Analysis of micro-structural damage evolution of concrete through coupled X-ray computed tomography and gray-level co-occurrence matrices method

Abstract

Concrete CT test is an effective method used to analyze micro-structural damage evolution of concrete under loading condition. In the CT images of different stress states in the same section, gray value changes in the original number matrix of CT image are the key to investigate microscopic damage evolution of concrete. However, the slight changes in the gray value of CT images before peak stress cannot be intuitively observed with the naked eye. This study mainly aims to develop a coupled method based on statistical method and X-ray CT to extract indicators of such subtle changes. Different cross-sectional CT images of concrete at different stress stages were obtained by uniaxial static compression CT test. The theory of the grey level co-occurrence matrices (GLCM) was then adopted to analyze micro-damage evolution and crack properties.

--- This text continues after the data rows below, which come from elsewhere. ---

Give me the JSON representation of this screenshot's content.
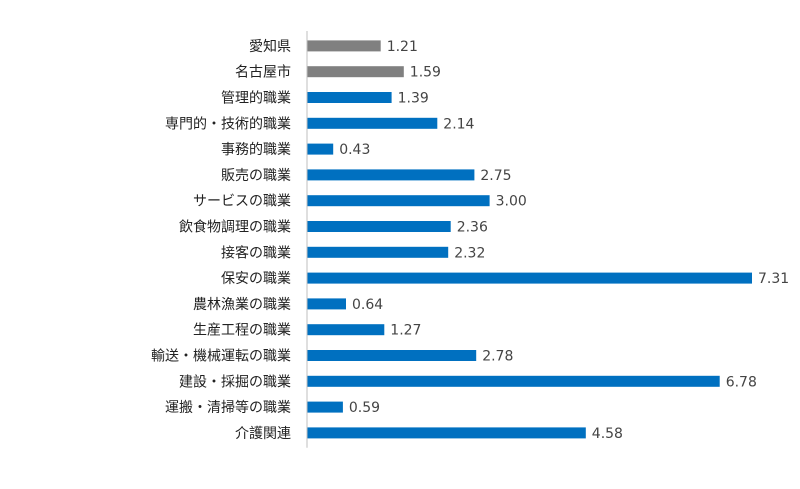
{
  "chart_data": {
    "type": "bar",
    "orientation": "horizontal",
    "categories": [
      "愛知県",
      "名古屋市",
      "管理的職業",
      "専門的・技術的職業",
      "事務的職業",
      "販売の職業",
      "サービスの職業",
      "飲食物調理の職業",
      "接客の職業",
      "保安の職業",
      "農林漁業の職業",
      "生産工程の職業",
      "輸送・機械運転の職業",
      "建設・採掘の職業",
      "運搬・清掃等の職業",
      "介護関連"
    ],
    "values": [
      1.21,
      1.59,
      1.39,
      2.14,
      0.43,
      2.75,
      3.0,
      2.36,
      2.32,
      7.31,
      0.64,
      1.27,
      2.78,
      6.78,
      0.59,
      4.58
    ],
    "value_labels": [
      "1.21",
      "1.59",
      "1.39",
      "2.14",
      "0.43",
      "2.75",
      "3.00",
      "2.36",
      "2.32",
      "7.31",
      "0.64",
      "1.27",
      "2.78",
      "6.78",
      "0.59",
      "4.58"
    ],
    "bar_colors": [
      "#808080",
      "#808080",
      "#0070c0",
      "#0070c0",
      "#0070c0",
      "#0070c0",
      "#0070c0",
      "#0070c0",
      "#0070c0",
      "#0070c0",
      "#0070c0",
      "#0070c0",
      "#0070c0",
      "#0070c0",
      "#0070c0",
      "#0070c0"
    ],
    "title": "",
    "xlabel": "",
    "ylabel": "",
    "xlim": [
      0,
      7.6
    ],
    "grid": false,
    "legend": false
  }
}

That is, the GLCM of the CT images were calculated, and four statistical features including contrast, energy, correlation, and homogeneity were extracted, which can be extended into quantitative analysis of micro-damage hidden in the CT images of concrete. Results exhibited that the damage growth area, concentrating between the 45th and 225th concrete cross-section, could be predicted by the distribution of four statistical features (i.e., contrast, energy, correlation and homogeneity) at the fourth scan, and it is consistent with the crack location in the fifth scan. The contrast, energy and homogeneity follow the Gaussian distribution under five scan stages, and the correlation follows the Laplace distribution. In addition, the changes of bandwidth in color heat map illustrating the GLCM before and after specimen failure show that the bandwidth is positively correlated with micro-structural damage of concrete specimen.